No, millions didn't pick up OD&D and understand it just fine. For one, OD&D didn't sell nearly that many copies.

That was BECMI (and to an extent Moldvay B/X before that). I would posit that by the time hundreds of thousands of players played D&D, most either a) started with b/x or BECMI, or b) were taught by someone else.
 

Sacrosanct

Legend
Hm. If that's the way miniatures wargames were written at the time, it makes you wonder how anyone who wasn't a wargamer got into wargaming without someone who was already into wargaming handy.

This quickly leads into "chicken or the egg" territory.
I wasn't playing wargames in the 60s and early 70s, naturally. But I did observe at GaryCon in the Legends of Wargaming room (where all these old wargames were being played, including Chainmail), that grown adults who were familiar with rpgs struggled to understand many of the rules and had to ask questions of the person who was running the game (and was familiar with the rules). Every time I popped in that room, someone was asking the referee for clarification on some rule.

These are games where it was very advantageous to have someone who already knew how to play teach them. I'm sure people could pick up the rules and try to parse them out, and certainly could play a version of them. But as we saw with AD&D, nearly every table was different. Each group ignored certain rules, houseruled others, etc. I would be shocked if more than 10% of AD&D players played RAW. After more than 40 years of gaming myself (sticking with AD&D all the way up to 2012 as my primary game), I haven't met a single person who did. How they were written had a lot to do with that, I think.
 

James Gasik

We don't talk about Pun-Pun
Supporter
I tried playing The Sword and the Flame once, a wargame based on British colonial wars. I left thinking "man, and I thought Battletech and Warhammer 40k had funky rules".
 

Dausuul

Legend
Which really makes me wonder how anyone who didn't play with Dave Arneson or Gary Gygax (and company) figured it out to tell everyone else!

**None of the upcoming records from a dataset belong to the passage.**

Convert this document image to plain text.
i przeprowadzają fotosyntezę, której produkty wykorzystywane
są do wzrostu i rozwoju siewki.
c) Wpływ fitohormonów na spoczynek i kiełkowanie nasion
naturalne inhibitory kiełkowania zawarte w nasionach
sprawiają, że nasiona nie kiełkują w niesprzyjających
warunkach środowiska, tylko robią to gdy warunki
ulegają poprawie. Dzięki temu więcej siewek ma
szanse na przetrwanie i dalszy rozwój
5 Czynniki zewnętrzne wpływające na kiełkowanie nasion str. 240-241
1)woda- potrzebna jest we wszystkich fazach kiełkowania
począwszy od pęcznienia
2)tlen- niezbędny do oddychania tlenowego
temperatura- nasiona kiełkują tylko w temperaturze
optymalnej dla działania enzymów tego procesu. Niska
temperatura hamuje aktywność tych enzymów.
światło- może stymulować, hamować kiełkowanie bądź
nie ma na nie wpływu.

(Or maybe they didn't, and just made it up, and that's part of why early D&D seems so mysterious...)
Got it in one. :)

I didn't really get much teaching on the rules--as I recall, my first ever D&D game was when a couple of my friends needed a DM and handed me a BD&D module to run, and I just kind of skimmed the book and winged it. I enjoyed reading the rulebooks away from the table, but I never sat down to go through them cover to cover--I just read the bits I found interesting, and almost immediately started hacking on the bits I didn't like.

You didn't really need much prior knowledge or training to play TSR-era D&D. All you needed was the basic gameplay loop, and a willingness to make stuff up when you didn't know the rule. Half the time the rule didn't exist anyway, so you'd be wasting your time looking for it.